Carandiru (2003, Brazil)
This is almost certainly the best Brazilian prison riot movie you will ever see.
It is based on the events of 2 October 1992 in the Carandiru Penitentiary, São Paulo, Brazil in which 111 prisoners were killed as 68 military police stormed the prison, and while the blurb describes the prison as ‘a powderkeg waiting to explode’ the film doesn’t convey that at all. It’s awfully overcrowded, drug use is rampant and there are few staff, but tensions (even the killings of other inmates, for which permission is sought and granted from the more influential inmates) are managed in a fairly orderly fashion.

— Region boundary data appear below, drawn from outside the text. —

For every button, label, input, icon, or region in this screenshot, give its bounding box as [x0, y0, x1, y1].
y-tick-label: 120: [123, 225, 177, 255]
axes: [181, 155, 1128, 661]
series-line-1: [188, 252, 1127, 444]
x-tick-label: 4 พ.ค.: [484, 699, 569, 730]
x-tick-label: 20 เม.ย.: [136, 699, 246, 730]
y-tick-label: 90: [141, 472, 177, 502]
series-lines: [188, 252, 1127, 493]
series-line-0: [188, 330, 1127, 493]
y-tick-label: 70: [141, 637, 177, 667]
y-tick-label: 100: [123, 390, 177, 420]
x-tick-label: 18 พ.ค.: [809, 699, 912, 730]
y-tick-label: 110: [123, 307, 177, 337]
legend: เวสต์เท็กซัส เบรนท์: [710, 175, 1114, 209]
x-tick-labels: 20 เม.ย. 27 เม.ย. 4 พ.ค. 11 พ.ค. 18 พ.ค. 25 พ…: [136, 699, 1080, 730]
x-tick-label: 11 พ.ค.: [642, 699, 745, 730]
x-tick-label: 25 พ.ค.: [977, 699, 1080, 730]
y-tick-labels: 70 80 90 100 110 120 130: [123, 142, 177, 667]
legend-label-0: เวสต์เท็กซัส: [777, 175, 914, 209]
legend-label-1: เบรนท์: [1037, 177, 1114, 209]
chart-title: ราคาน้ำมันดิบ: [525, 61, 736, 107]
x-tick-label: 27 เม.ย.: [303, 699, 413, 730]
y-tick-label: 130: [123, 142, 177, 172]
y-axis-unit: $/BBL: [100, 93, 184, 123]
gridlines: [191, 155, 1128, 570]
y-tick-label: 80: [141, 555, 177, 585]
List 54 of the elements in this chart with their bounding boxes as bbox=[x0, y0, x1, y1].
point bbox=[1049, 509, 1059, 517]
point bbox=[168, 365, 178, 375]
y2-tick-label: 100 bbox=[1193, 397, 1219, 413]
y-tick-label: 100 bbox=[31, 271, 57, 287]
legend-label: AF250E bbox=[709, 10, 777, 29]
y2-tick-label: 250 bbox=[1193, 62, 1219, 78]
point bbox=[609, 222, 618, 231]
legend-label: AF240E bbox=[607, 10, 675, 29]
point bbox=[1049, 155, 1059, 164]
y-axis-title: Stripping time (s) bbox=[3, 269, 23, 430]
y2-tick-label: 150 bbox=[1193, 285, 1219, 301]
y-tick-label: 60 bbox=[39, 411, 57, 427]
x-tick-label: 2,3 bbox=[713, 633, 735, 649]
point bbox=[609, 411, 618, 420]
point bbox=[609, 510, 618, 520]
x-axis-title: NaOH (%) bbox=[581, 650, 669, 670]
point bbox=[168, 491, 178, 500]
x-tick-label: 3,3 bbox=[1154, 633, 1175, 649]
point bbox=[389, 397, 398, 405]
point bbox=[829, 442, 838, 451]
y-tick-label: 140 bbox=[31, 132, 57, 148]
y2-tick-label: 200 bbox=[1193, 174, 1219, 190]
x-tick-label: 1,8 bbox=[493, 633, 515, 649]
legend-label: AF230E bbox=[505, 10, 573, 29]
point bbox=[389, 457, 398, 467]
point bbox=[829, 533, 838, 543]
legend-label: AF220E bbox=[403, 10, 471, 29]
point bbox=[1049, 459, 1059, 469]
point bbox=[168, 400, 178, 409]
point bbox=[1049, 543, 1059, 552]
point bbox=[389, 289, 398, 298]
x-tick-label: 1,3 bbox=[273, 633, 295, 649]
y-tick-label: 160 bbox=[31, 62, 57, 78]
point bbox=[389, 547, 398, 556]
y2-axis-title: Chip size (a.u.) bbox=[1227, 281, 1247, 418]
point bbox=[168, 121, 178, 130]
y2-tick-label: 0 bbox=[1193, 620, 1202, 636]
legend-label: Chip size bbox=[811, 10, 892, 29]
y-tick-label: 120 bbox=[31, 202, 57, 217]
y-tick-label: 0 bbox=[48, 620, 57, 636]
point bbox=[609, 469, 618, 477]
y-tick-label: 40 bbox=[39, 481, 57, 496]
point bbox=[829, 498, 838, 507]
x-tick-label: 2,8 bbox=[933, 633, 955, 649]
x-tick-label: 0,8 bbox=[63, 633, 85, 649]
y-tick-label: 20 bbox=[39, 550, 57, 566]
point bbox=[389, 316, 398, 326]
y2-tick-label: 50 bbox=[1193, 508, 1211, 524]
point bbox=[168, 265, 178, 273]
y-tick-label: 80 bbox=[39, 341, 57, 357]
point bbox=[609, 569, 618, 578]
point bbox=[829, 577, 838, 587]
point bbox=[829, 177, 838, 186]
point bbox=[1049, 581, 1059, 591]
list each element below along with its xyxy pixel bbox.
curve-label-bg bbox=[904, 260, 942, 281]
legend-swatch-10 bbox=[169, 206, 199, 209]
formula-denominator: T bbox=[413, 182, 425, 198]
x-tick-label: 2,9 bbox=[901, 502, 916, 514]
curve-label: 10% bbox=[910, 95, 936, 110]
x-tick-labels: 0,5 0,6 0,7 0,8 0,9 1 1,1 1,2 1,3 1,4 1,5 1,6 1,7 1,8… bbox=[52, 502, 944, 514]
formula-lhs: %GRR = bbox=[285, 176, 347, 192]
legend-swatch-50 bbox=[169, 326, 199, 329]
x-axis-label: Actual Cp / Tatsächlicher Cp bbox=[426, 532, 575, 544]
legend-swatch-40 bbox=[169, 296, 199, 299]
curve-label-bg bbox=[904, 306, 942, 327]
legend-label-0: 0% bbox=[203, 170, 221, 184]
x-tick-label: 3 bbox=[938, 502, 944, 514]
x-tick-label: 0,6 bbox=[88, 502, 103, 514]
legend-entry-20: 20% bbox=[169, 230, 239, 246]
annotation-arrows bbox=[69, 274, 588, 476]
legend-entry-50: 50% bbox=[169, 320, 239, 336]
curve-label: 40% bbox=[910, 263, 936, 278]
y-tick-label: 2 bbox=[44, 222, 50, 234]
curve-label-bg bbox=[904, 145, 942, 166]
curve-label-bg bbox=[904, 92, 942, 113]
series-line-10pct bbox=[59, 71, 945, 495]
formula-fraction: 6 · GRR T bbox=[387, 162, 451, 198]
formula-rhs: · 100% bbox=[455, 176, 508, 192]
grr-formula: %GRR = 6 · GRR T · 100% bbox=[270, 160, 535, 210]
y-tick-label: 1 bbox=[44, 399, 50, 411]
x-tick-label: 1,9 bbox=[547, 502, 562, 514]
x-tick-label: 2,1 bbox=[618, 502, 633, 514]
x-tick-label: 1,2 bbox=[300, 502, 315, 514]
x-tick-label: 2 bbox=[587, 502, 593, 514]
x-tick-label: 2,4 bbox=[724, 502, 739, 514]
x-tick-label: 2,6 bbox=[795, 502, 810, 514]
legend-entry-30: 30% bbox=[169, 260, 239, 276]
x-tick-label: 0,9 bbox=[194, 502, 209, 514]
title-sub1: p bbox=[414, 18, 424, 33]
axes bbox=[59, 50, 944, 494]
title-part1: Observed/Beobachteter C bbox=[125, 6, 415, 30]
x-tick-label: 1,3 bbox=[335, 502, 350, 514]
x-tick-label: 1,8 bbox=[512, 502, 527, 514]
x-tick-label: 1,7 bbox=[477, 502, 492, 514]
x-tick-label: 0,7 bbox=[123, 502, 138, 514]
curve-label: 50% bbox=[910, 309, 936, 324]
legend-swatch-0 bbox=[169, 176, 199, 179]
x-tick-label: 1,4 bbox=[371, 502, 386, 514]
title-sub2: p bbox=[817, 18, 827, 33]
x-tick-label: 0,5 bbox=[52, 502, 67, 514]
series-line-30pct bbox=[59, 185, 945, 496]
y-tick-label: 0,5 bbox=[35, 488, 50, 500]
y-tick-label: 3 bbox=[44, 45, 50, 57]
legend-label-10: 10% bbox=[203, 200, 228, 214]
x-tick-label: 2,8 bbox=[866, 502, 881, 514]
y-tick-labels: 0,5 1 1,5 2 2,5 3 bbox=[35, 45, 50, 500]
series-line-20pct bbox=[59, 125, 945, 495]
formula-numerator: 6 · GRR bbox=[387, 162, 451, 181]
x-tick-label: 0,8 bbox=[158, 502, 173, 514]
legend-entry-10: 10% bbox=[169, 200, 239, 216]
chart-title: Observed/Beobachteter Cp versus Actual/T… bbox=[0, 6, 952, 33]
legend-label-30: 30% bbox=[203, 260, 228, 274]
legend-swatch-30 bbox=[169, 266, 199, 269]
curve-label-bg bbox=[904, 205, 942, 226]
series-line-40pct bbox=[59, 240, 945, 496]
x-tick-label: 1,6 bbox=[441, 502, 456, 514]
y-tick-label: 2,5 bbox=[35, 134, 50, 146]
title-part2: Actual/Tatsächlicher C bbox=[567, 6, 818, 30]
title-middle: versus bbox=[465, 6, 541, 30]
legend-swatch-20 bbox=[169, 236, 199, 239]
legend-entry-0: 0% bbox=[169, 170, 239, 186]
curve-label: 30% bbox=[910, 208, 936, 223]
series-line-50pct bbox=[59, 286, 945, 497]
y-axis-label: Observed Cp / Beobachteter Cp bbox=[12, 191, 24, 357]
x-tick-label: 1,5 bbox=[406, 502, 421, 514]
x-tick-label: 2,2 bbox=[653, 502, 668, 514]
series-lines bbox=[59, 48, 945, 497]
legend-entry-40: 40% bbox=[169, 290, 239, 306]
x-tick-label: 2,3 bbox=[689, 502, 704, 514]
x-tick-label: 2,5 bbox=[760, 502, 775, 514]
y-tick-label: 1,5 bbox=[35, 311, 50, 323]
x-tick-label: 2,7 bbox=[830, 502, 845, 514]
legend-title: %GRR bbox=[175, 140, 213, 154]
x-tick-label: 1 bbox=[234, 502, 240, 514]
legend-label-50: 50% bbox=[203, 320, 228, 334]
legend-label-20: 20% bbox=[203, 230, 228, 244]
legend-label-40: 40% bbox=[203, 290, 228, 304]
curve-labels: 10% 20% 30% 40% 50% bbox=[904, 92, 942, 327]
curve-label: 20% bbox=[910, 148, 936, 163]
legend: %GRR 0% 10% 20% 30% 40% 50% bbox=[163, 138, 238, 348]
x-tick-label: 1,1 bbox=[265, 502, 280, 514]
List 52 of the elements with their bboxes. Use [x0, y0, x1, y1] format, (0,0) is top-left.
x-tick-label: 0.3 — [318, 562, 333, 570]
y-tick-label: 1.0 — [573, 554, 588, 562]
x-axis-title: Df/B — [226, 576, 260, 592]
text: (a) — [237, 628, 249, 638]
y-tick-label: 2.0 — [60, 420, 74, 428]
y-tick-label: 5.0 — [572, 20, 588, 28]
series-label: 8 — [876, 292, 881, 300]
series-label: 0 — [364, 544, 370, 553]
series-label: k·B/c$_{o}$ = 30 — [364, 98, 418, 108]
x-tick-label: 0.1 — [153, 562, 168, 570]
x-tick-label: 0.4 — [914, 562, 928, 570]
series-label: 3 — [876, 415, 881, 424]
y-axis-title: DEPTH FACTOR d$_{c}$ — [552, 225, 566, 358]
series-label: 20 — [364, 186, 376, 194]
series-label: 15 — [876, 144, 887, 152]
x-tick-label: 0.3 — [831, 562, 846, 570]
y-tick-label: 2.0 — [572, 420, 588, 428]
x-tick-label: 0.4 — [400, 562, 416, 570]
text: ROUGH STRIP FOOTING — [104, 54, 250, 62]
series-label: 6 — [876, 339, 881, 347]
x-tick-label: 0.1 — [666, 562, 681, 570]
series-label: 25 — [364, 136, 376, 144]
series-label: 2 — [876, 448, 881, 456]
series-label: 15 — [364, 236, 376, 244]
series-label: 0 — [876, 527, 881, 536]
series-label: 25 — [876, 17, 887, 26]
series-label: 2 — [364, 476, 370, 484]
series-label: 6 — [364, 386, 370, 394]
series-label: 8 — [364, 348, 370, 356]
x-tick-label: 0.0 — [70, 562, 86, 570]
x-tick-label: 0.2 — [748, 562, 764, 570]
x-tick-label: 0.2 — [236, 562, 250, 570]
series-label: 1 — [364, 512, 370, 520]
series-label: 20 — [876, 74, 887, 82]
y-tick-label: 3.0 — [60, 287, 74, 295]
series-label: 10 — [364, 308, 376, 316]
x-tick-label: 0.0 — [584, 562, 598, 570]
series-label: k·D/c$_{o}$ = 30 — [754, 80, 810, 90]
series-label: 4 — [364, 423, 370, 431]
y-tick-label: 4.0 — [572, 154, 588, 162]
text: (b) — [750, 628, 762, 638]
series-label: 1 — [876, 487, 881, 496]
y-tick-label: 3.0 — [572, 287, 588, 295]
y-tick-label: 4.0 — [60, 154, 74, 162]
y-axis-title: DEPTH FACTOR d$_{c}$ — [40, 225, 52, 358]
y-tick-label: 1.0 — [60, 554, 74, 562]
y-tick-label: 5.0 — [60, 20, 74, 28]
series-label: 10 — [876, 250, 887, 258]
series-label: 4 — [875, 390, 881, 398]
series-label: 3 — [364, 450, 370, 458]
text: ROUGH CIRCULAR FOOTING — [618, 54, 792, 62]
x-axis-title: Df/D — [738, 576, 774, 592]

The film centres around the sympathetic prison doctor, Dráuzio Varella, whose principal task seems to be conducting AIDS tests, and follows a variety of soap opera prisoners with whom he has contact – almost all of them either romanticised killers or transsexuals. If the film can be believed, the riot (which takes up surprisingly little of the action) started out of nowhere – over a pair of underpants hung on a line, or the result of a football match, or some other unfathomable thing. Enter the riot squad who, according to the movie, proceed to mow down defenceless, unarmed prisoners. There were no police fatalities. It’s an extraordinary ending to an engrossing film – particularly if the prison life depicted is a remotely accurate reflection of the Latin American penal system. Most of the film was seemingly shot on location before the prison was demolished in 2002.
Posted on May 2nd, 2009 at 12:29 am. Updated on August 29th, 2019 at 8:43 pm.